Comme on peut maintenant le constater, le sens commandait la forme du récit, son dispositif narratif. Il fallait qu’il y eût tous les tics de langage de Philippe, sa manie des citations, ses obsessions langagières. Son long monologue quasi délirant naissait d’une manière de traumatisme. La fin le confirme. Philippe, souffrant de ce qui le condamnait au silence, ne pouvait s’exprimer autrement. Il parlait afin de recouvrir un secret. Les mots, les belles paroles, les sarcasmes, ses gloses incessantes, ses commentaires à propos de tout et de rien, ses commentaires sur son propre discours, tout ce bruit de langage avait pour but de recouvrir de silence le secret de toute une vie : « Tu sais maintenant pourquoi j’ai tourné en rond, rebroussant chemin, laissant en suspens ce que je ne voulais pas laisser voir comme si je pratiquais une sorte de striptease. »

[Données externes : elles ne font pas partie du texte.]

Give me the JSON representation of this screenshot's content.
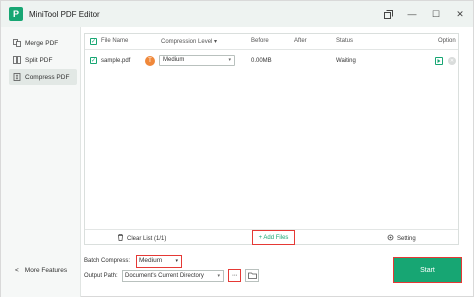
{
  "app": {
    "title": "MiniTool PDF Editor",
    "logo_letter": "P"
  },
  "window_controls": {
    "restore_icon": "restore-icon",
    "minimize": "—",
    "maximize": "☐",
    "close": "✕"
  },
  "sidebar": {
    "items": [
      {
        "label": "Merge PDF",
        "icon": "merge-icon"
      },
      {
        "label": "Split PDF",
        "icon": "split-icon"
      },
      {
        "label": "Compress PDF",
        "icon": "compress-icon",
        "active": true
      }
    ],
    "more_features": "More Features"
  },
  "table": {
    "headers": {
      "file_name": "File Name",
      "compression_level": "Compression Level",
      "before": "Before",
      "after": "After",
      "status": "Status",
      "option": "Option"
    },
    "rows": [
      {
        "file_name": "sample.pdf",
        "avatar": "T",
        "compression_level": "Medium",
        "before": "0.00MB",
        "after": "",
        "status": "Waiting"
      }
    ]
  },
  "footer": {
    "clear_list": "Clear List (1/1)",
    "add_files": "+ Add Files",
    "setting": "Setting"
  },
  "batch": {
    "label": "Batch Compress:",
    "value": "Medium"
  },
  "output": {
    "label": "Output Path:",
    "value": "Document's Current Directory",
    "dots": "···"
  },
  "start_button": "Start",
  "colors": {
    "accent": "#17a673",
    "highlight": "#e53935"
  }
}
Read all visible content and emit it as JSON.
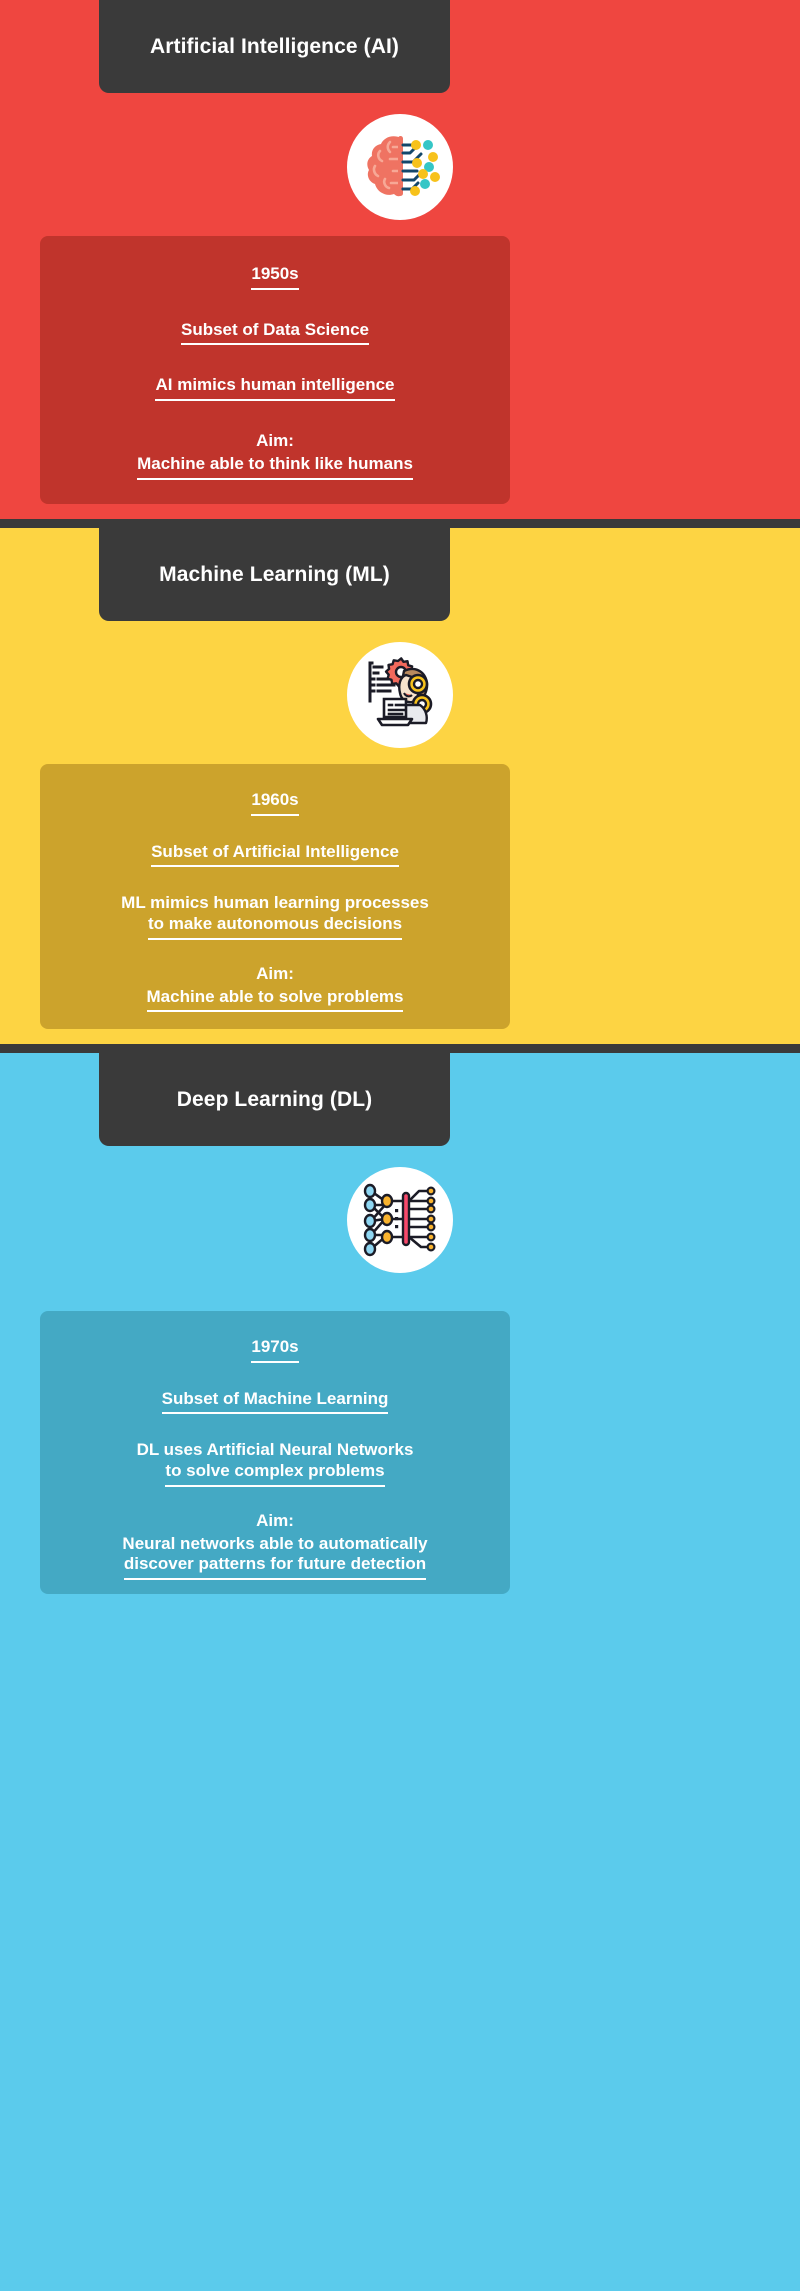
{
  "sections": [
    {
      "id": "ai",
      "title": "Artificial Intelligence (AI)",
      "icon_name": "brain-circuit-icon",
      "bg_color": "#EF4640",
      "panel_color": "#C0342C",
      "decade": "1950s",
      "subset": "Subset of Data Science",
      "description": "AI mimics human intelligence",
      "aim_label": "Aim:",
      "aim_value": "Machine able to think like humans"
    },
    {
      "id": "ml",
      "title": "Machine Learning (ML)",
      "icon_name": "person-laptop-gears-icon",
      "bg_color": "#FDD443",
      "panel_color": "#CCA32C",
      "decade": "1960s",
      "subset": "Subset of Artificial Intelligence",
      "description_line1": "ML mimics human learning processes",
      "description_line2": "to make autonomous decisions",
      "aim_label": "Aim:",
      "aim_value": "Machine able to solve problems"
    },
    {
      "id": "dl",
      "title": "Deep Learning (DL)",
      "icon_name": "neural-network-icon",
      "bg_color": "#5BCBEC",
      "panel_color": "#44A9C4",
      "decade": "1970s",
      "subset": "Subset of Machine Learning",
      "description_line1": "DL uses Artificial Neural Networks",
      "description_line2": "to solve complex problems",
      "aim_label": "Aim:",
      "aim_value_line1": "Neural networks able to automatically",
      "aim_value_line2": "discover patterns for future detection"
    }
  ],
  "divider_color": "#3A3A3A",
  "header_color": "#3A3A3A",
  "text_color": "#FFFFFF"
}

Conscient d’avoir peu dit, tant ce roman (classique parce que digne d’être étudié en classe) est riche et subtil, je m’arrête en mentionnant que de nombreux rapports unissent ce deuxième roman de Tougas à sa magnifique Mauvaise foi. Il conviendra d’en souligner et d’en honorer les grandes qualités comme on l’a fait pour le premier. Pour ma part, je crois que l’auteur a tout à fait atteint son but. Dans la présentation qu’il signe à la fin de son livre, il écrit « Je souhaiterais un équivalent verbal de la chose à dire, une sorte d’onomatopée généralisée. » À mon sens, il y est parvenu : son deuxième train siffle dans la tête du lecteur avec autant d’à propos et d’expressivité qu’un serpent dans un vers de Racine.